What is surprising is not the substance but the style. It is unusual enough for a president personally to set out such detailed military hardware desires ("like assigning tennis courts," one sarcastic defense contractor told us). Beyond that, Carter has dropped all deception, making clear it is not Congress that blocks a defense buildup.
The most predictable of Carter's requests is to remove $600 million for development of the proposed B1 bomber as a cruise-missile launcher. The president understandably opposes resurrecting the B1 on the shoulders of the cruise missile, but the modified B52 he proposees is a debatable, even risky alternative. In his letter, Carter urges Congress to wait for "full determination of the timing and specific form of an appropriate B52 follow-on."
That sets the tone for the rest of the letter. Although Carter ignores it, the hard-pressed Navy wants the red-penciled items as a quick fix for its desperate condition following years of inattention. In response, the president is calling for long-lead help in the by-and-by.
Thus, Carter wants to delete $560 million to reactivate two mothballed warships, the aircraft carrier Oriskany and the battleship New Jersey -- both pleaded for by Adm. Thomas B. Hayward, chief of naval operations. With two carrier battle groups on station in the Indian Ocean since the Iranian-Afghan crises began, additional ships are needed quickly.
The president calls it "inefficient to apply hundreds of millions of dollars to resurrect 1940s technologies for only a few years of stretched operation." Actually, the Oriskany was not commissioned until 1950 (and deactivated in 1976); the New Jersey, mothballed most recently in 1979, is suitable for cruise missiles.
"Because they require thousands of new crew members," Carter wrote, "both these ships would aggravate current Navy ship-manning problems." Thus, the president has adopted a reverse beer-and-pretzels argument as rationale for the undersized Navy.

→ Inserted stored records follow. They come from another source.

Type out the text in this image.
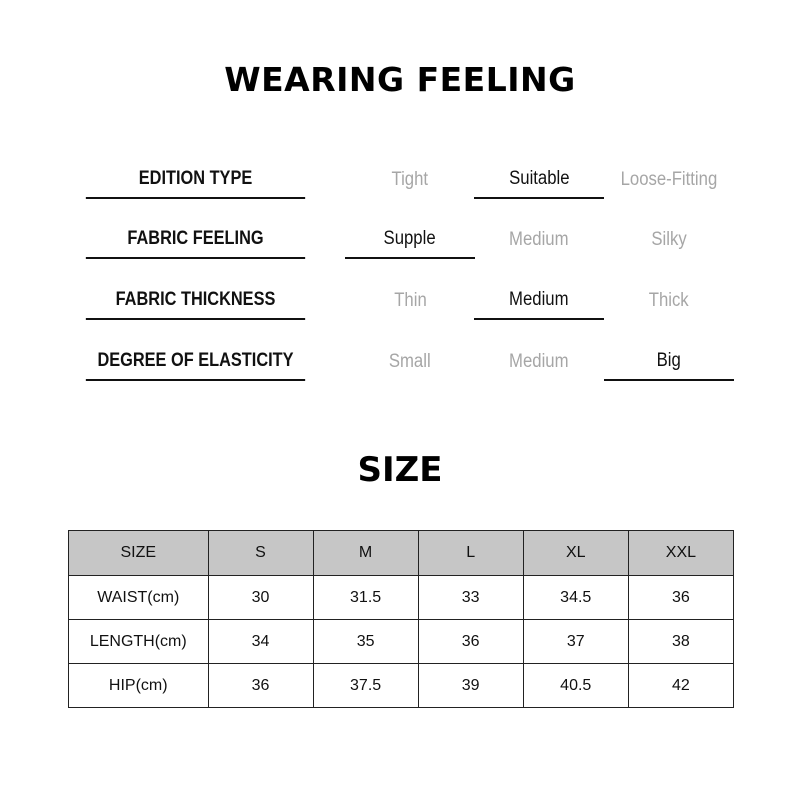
WEARING FEELING
EDITION TYPE	Tight	Suitable	Loose-Fitting
FABRIC FEELING	Supple	Medium	Silky
FABRIC THICKNESS	Thin	Medium	Thick
DEGREE OF ELASTICITY	Small	Medium	Big
SIZE
SIZE	S	M	L	XL	XXL
WAIST(cm)	30	31.5	33	34.5	36
LENGTH(cm)	34	35	36	37	38
HIP(cm)	36	37.5	39	40.5	42
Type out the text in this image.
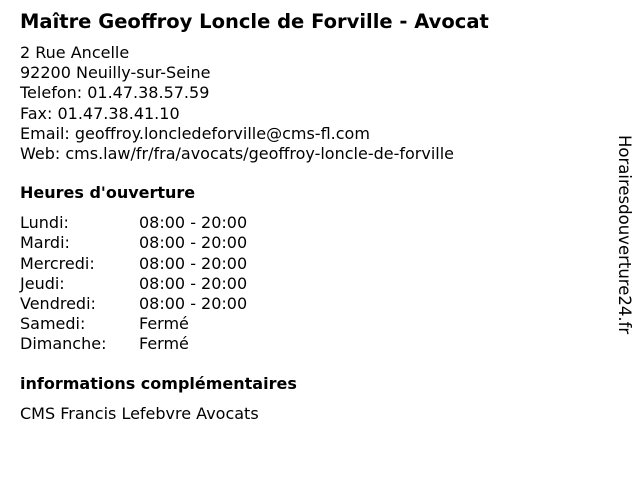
Maître Geoffroy Loncle de Forville - Avocat
2 Rue Ancelle
92200 Neuilly-sur-Seine
Telefon: 01.47.38.57.59
Fax: 01.47.38.41.10
Email: geoffroy.lonclede​forville@cms-fl.com
Web: cms.law/fr/fra/avocats/geoffroy-loncle-de-forville
Heures d'ouverture
Lundi:	08:00 - 20:00
Mardi:	08:00 - 20:00
Mercredi:	08:00 - 20:00
Jeudi:	08:00 - 20:00
Vendredi:	08:00 - 20:00
Samedi:	Fermé
Dimanche:	Fermé
informations complémentaires
CMS Francis Lefebvre Avocats
Horairesdouverture24.fr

The small size of the fleet justifies the low manpower level; but the manpower level limits the size of the fleet.
Carter similarly rejects modest increases in new shipbuilding, modest indeed when compared with the Soviet program. He rejects $495 million for increasing the four new guided-missile frigates to six, considered a bare minimum by the Navy for anti-aircraft protection. He also rejects $907 million for two badly needed 688-class nuclear submarines, asking the Navy instead to await a new class of submarine "we plan to design."
Finally, Carter comes down against yet another Navy priority: expanding F18 aircraft production from 48 to 72 at a cost of $492 million but at a saving of $4 million a plane. "An increase beyond 48 would likely be done at the expense of funds needed to operate and maintain existing Navy aircraft," Carter argued.

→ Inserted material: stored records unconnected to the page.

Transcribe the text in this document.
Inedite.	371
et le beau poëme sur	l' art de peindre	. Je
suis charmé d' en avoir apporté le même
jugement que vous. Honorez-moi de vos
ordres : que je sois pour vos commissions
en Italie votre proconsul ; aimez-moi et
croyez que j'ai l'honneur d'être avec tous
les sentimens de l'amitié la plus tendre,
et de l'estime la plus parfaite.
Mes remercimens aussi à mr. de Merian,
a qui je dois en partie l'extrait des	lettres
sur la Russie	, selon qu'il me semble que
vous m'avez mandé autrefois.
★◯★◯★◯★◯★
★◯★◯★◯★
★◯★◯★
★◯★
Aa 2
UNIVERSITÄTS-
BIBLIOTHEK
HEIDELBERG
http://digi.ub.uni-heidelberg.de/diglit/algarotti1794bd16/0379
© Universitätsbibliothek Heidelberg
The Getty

That buttresses the letter's overriding theme: a defense appropriations bill "consistent with a balanced budget" cannot contain these new planes and ships without "severe reductions" in operations, maintenance and personnel funds that "could adversely affect today's military readiness."

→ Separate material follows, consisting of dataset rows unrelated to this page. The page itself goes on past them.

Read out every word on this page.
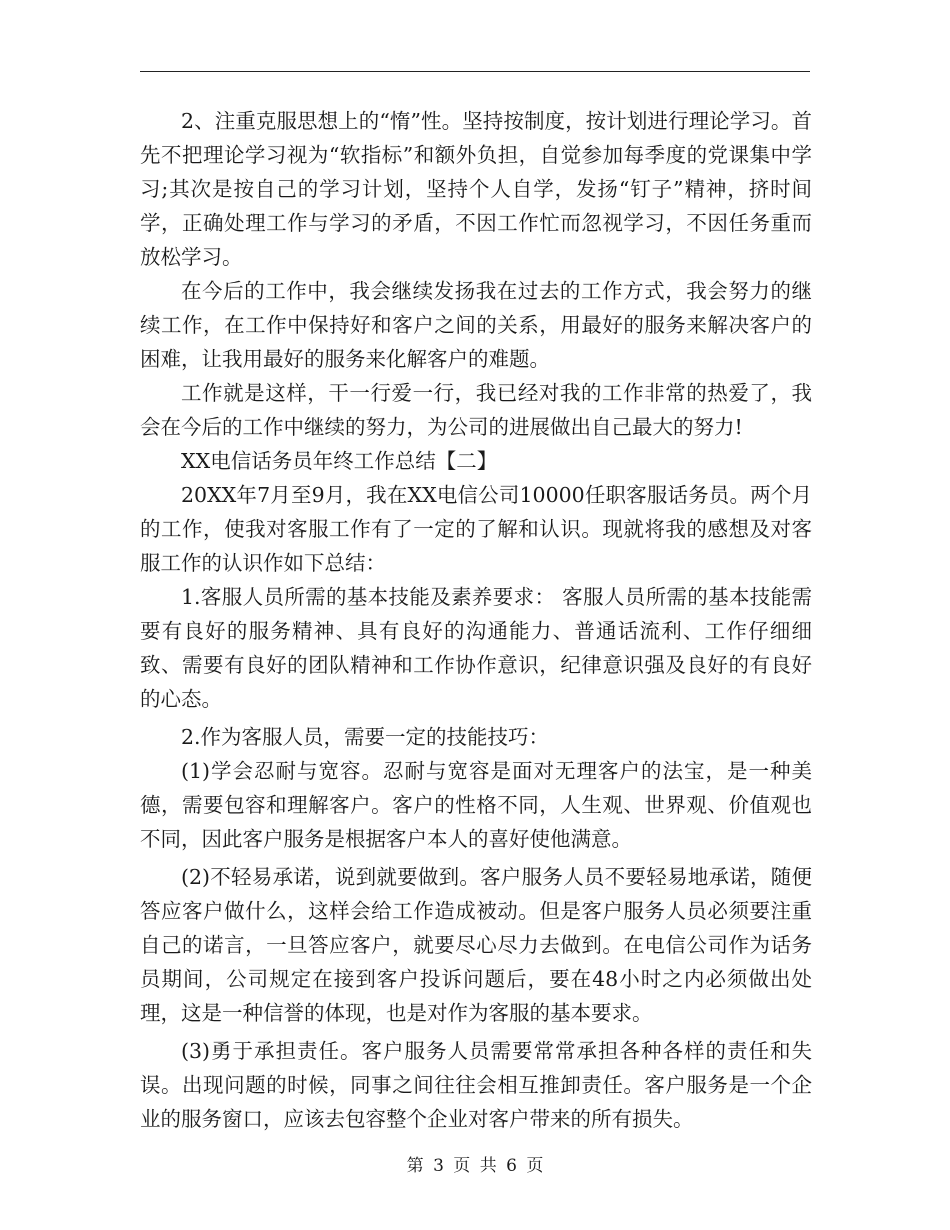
2、注重克服思想上的“惰”性。坚持按制度，按计划进行理论学习。首先不把理论学习视为“软指标”和额外负担，自觉参加每季度的党课集中学习;其次是按自己的学习计划，坚持个人自学，发扬“钉子”精神，挤时间学，正确处理工作与学习的矛盾，不因工作忙而忽视学习，不因任务重而放松学习。

在今后的工作中，我会继续发扬我在过去的工作方式，我会努力的继续工作，在工作中保持好和客户之间的关系，用最好的服务来解决客户的困难，让我用最好的服务来化解客户的难题。

工作就是这样，干一行爱一行，我已经对我的工作非常的热爱了，我会在今后的工作中继续的努力，为公司的进展做出自己最大的努力!

XX电信话务员年终工作总结【二】

20XX年7月至9月，我在XX电信公司10000任职客服话务员。两个月的工作，使我对客服工作有了一定的了解和认识。现就将我的感想及对客服工作的认识作如下总结：

1.客服人员所需的基本技能及素养要求： 客服人员所需的基本技能需要有良好的服务精神、具有良好的沟通能力、普通话流利、工作仔细细致、需要有良好的团队精神和工作协作意识，纪律意识强及良好的有良好的心态。

2.作为客服人员，需要一定的技能技巧：

(1)学会忍耐与宽容。忍耐与宽容是面对无理客户的法宝，是一种美德，需要包容和理解客户。客户的性格不同，人生观、世界观、价值观也不同，因此客户服务是根据客户本人的喜好使他满意。

(2)不轻易承诺，说到就要做到。客户服务人员不要轻易地承诺，随便答应客户做什么，这样会给工作造成被动。但是客户服务人员必须要注重自己的诺言，一旦答应客户，就要尽心尽力去做到。在电信公司作为话务员期间，公司规定在接到客户投诉问题后，要在48小时之内必须做出处理，这是一种信誉的体现，也是对作为客服的基本要求。

(3)勇于承担责任。客户服务人员需要常常承担各种各样的责任和失误。出现问题的时候，同事之间往往会相互推卸责任。客户服务是一个企业的服务窗口，应该去包容整个企业对客户带来的所有损失。

第 3 页 共 6 页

But the same president has been vigorously fighting amendments to the budget resolution that would increase money for operation, maintenance and personnel by taking it from social welfare spending. Furthermore, any chance for a balanced budget went down the drain with the onset of recession. President Carter, therefore, actually is calling for no change in the domestic priority amidst deficit spending. Afghanistan or not, that is just the same old policy.